New York State DEC Commissioner Basil Seggos has taken personal leave twice over the past year to help Brock deliver aid. Their most recent trip was to two orphanages.
“For me, just the orphanages really stuck out as something that was extraordinarily dire,” Seggos recalled. “You had these babies in cribs dozens of them, sometimes one crib after the next. It was largely Ukrainian women who had given up their lives to keep these kids alive and that showed me how a different part of the county pulled together to keep people alive and keep their country intact.”
Seggos and Bierman bought supplies needed at the orphanages. They provided everything from stoves to clothing to food, before delivering the donated ambulances close to the front lines.
“On an otherwise very gray day the sun came out at that very moment,” Seggos shared as he pointed to a group picture where they held the Ukrainian flag. Lydia asked, “And how close were you to the front line there?” He replied, “Probably 2 kilometers. That was a very active location, Bakhmut just about 5 kilometers north.”
These ventilators may get even closer.
“Because of the size and because they’re lightweight it fits in an ambulance very well,” Hynes pointed out. “It can fit into a helicopter, or it can fit into an infantry vehicle very, very easily, it’s a nice device for battlefield use. It works every bit as well as and can keep somebody every bit as alive as a $30,000 ventilator.” Lydia noted, “Except instead of fighting the war on Covid it’s fighting a different …” “A different battle,” Tony said finishing her thought.
Different battles, but the same purpose, saving lives. That had driven the work at PVA from the start.
“That would boost the spirits of a lot of people here to know they were delivered,” Tony said hopefully, “that they were going to be used and we’re a part of that.”
And they in turn are boosting spirits half a world away.

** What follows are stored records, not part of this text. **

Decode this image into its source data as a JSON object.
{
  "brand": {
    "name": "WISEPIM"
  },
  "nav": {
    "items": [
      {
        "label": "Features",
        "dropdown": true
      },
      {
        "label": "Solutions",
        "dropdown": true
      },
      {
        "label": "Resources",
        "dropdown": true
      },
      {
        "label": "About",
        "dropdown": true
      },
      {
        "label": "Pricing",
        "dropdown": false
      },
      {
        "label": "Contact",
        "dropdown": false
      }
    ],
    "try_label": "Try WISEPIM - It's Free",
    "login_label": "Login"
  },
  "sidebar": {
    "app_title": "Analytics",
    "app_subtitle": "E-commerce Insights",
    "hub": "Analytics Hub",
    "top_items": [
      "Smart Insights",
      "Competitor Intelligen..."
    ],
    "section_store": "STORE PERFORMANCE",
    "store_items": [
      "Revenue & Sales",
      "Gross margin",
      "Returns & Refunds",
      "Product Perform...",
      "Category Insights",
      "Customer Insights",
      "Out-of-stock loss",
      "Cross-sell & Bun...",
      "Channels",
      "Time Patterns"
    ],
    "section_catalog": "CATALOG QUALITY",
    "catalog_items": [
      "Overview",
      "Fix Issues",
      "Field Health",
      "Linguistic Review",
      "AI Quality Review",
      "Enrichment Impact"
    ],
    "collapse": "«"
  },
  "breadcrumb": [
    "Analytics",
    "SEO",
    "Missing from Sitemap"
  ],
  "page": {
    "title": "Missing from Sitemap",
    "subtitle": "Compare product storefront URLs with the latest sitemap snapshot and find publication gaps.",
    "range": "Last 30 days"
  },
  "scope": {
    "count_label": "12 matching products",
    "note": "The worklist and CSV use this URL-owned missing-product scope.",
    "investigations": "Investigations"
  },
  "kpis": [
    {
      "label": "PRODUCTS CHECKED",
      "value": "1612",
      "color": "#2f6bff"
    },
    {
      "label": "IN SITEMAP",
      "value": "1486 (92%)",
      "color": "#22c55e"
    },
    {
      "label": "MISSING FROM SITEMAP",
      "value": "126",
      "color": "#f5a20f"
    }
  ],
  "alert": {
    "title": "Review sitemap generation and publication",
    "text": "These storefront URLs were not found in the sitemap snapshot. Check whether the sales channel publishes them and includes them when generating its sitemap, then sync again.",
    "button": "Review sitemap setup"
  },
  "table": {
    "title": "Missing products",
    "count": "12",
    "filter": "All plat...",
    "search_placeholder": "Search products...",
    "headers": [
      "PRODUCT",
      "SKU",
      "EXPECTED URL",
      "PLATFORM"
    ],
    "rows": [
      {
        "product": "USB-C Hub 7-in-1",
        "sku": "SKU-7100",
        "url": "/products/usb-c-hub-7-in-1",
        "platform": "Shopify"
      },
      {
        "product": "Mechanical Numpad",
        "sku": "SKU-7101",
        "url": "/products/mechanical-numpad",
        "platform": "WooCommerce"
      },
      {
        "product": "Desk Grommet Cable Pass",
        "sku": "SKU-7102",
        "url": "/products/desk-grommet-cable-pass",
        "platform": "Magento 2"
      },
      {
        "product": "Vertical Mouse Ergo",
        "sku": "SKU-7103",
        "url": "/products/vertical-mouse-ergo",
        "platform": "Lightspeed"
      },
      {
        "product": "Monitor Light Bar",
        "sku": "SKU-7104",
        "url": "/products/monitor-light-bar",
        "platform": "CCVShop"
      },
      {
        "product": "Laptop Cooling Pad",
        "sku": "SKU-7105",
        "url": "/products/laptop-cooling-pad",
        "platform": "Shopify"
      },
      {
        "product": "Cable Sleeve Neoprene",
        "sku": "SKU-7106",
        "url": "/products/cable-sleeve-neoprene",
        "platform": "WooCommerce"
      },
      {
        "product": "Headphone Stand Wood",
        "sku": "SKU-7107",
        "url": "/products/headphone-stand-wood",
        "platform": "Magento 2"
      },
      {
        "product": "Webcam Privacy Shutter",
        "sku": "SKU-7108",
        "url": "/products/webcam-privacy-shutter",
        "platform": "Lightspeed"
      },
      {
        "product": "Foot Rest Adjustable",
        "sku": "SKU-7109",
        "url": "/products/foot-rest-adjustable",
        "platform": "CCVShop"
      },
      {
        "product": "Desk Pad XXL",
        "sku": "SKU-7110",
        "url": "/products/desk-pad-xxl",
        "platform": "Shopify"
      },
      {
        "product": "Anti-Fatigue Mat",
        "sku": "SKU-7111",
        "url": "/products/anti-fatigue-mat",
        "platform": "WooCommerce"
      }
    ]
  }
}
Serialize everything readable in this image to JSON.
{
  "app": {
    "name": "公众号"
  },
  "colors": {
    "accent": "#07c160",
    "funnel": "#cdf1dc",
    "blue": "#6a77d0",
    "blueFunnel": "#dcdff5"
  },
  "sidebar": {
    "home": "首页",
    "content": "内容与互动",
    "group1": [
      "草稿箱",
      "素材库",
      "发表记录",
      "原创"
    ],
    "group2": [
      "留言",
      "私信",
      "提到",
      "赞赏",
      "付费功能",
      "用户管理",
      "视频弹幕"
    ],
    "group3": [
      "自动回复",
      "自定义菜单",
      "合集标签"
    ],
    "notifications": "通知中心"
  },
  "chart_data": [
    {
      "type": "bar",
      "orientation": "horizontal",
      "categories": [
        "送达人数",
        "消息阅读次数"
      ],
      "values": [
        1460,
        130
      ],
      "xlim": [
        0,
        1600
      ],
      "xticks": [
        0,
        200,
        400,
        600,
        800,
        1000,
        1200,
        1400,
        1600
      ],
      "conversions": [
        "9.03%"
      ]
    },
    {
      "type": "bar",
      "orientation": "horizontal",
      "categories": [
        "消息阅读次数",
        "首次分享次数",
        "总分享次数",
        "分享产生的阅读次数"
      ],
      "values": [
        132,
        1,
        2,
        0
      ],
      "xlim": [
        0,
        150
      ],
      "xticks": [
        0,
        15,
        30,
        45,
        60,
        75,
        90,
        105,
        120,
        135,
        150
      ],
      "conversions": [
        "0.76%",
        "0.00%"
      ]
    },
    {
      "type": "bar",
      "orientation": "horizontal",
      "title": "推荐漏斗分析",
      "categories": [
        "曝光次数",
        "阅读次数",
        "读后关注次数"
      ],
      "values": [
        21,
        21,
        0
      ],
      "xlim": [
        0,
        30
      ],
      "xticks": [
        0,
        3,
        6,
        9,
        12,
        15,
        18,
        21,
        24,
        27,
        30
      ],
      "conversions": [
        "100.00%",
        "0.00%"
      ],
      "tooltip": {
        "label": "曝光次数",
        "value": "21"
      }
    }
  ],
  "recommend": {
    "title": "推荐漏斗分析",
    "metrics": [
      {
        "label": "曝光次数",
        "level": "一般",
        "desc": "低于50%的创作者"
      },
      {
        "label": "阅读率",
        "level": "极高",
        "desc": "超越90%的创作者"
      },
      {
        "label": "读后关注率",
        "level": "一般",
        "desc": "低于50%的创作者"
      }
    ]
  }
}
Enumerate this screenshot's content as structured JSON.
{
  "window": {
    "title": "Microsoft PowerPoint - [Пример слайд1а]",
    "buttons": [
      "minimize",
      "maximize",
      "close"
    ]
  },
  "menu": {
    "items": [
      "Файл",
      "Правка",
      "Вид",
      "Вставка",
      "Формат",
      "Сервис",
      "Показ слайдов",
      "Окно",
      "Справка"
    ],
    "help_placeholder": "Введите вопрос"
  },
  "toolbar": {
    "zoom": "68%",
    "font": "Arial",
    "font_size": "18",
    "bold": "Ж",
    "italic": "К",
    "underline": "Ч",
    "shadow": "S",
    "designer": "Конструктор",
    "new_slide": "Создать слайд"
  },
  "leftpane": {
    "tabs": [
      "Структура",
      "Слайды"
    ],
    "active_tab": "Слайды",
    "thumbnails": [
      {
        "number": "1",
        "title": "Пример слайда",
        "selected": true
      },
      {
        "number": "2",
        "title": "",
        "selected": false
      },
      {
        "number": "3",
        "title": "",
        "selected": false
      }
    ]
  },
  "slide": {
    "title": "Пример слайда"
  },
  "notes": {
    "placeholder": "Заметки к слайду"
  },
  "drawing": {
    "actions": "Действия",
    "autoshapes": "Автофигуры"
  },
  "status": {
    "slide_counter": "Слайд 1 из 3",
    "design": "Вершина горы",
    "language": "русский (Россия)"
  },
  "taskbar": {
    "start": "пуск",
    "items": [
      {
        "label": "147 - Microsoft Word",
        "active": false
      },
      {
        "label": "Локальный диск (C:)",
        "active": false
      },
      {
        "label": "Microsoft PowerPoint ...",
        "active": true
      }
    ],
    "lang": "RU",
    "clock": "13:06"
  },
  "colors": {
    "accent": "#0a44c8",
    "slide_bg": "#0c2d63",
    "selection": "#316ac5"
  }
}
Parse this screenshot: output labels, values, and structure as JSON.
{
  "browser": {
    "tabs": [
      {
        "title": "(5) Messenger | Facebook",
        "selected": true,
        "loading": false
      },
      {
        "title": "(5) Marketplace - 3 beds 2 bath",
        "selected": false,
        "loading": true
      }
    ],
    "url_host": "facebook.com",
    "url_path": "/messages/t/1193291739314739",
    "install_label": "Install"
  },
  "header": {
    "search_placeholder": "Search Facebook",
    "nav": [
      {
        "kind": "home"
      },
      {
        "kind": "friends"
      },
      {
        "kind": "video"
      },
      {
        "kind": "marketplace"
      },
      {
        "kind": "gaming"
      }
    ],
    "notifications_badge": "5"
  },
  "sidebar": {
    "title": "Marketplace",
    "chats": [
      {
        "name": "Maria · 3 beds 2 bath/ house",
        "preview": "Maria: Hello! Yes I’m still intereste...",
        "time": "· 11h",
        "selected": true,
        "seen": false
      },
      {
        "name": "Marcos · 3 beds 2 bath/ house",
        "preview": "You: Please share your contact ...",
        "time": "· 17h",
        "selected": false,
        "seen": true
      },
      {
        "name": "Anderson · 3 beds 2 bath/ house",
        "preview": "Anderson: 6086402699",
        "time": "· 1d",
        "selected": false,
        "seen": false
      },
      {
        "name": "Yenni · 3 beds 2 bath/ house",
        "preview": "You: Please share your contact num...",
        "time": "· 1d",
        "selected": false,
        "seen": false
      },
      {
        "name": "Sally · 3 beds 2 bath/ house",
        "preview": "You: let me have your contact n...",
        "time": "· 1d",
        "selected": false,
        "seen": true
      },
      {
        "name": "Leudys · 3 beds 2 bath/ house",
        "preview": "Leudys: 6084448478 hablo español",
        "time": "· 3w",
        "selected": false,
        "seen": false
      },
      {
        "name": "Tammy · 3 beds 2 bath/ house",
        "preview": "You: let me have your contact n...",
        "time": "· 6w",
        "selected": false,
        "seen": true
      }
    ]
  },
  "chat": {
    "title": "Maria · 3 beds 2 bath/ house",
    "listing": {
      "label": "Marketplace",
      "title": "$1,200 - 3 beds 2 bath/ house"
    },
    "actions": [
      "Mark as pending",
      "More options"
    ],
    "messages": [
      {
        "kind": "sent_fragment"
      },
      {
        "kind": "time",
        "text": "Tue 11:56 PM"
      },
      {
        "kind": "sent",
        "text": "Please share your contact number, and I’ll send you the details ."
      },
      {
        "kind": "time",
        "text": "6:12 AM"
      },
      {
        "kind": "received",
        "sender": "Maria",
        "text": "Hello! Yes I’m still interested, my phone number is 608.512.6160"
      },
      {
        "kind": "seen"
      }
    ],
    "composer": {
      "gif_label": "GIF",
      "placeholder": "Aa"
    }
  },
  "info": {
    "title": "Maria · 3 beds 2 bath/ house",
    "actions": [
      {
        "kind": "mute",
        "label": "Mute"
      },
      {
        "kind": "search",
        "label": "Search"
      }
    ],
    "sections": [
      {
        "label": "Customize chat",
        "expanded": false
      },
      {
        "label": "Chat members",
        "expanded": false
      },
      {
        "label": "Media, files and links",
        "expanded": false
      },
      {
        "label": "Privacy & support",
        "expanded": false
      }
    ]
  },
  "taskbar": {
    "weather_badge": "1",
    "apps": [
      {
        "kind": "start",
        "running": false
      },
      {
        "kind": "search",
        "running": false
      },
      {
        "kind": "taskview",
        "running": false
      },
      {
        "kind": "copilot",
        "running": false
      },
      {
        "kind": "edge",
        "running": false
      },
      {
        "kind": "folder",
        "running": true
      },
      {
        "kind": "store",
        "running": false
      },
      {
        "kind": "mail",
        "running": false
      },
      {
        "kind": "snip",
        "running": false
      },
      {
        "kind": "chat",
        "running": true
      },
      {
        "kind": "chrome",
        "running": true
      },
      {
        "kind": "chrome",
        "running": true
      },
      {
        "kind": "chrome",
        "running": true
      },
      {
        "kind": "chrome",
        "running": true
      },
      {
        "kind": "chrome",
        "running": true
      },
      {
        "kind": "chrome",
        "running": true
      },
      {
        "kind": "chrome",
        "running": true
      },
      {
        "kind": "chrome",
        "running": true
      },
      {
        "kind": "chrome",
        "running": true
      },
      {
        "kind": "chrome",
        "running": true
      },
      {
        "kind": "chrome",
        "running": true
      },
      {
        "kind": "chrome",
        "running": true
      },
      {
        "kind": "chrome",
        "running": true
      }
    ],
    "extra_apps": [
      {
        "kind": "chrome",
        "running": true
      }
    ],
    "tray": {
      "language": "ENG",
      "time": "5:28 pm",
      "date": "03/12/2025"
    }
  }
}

“I can’t even begin to tell you how positive they are viewing our support and how much they need it,” Bierman said. “You really can’t get an understanding of the amount of destruction that goes on until you’re standing in the middle of a village that has been completely destroyed and people’s lives are sitting on the ground in pieces. Toys, china and pictures, there’s a foundation where a house used to be and families used to come together and now there’s literally nothing. What’s happening in Ukraine is generational and it’s tragic and I hope it ends soon.”
To help even more, instead of Brock flying over with the ventilators and other donated supplies, PVA CEO Tony Hynes shipped it all for him and it’s already being distributed by Ukraine Focus.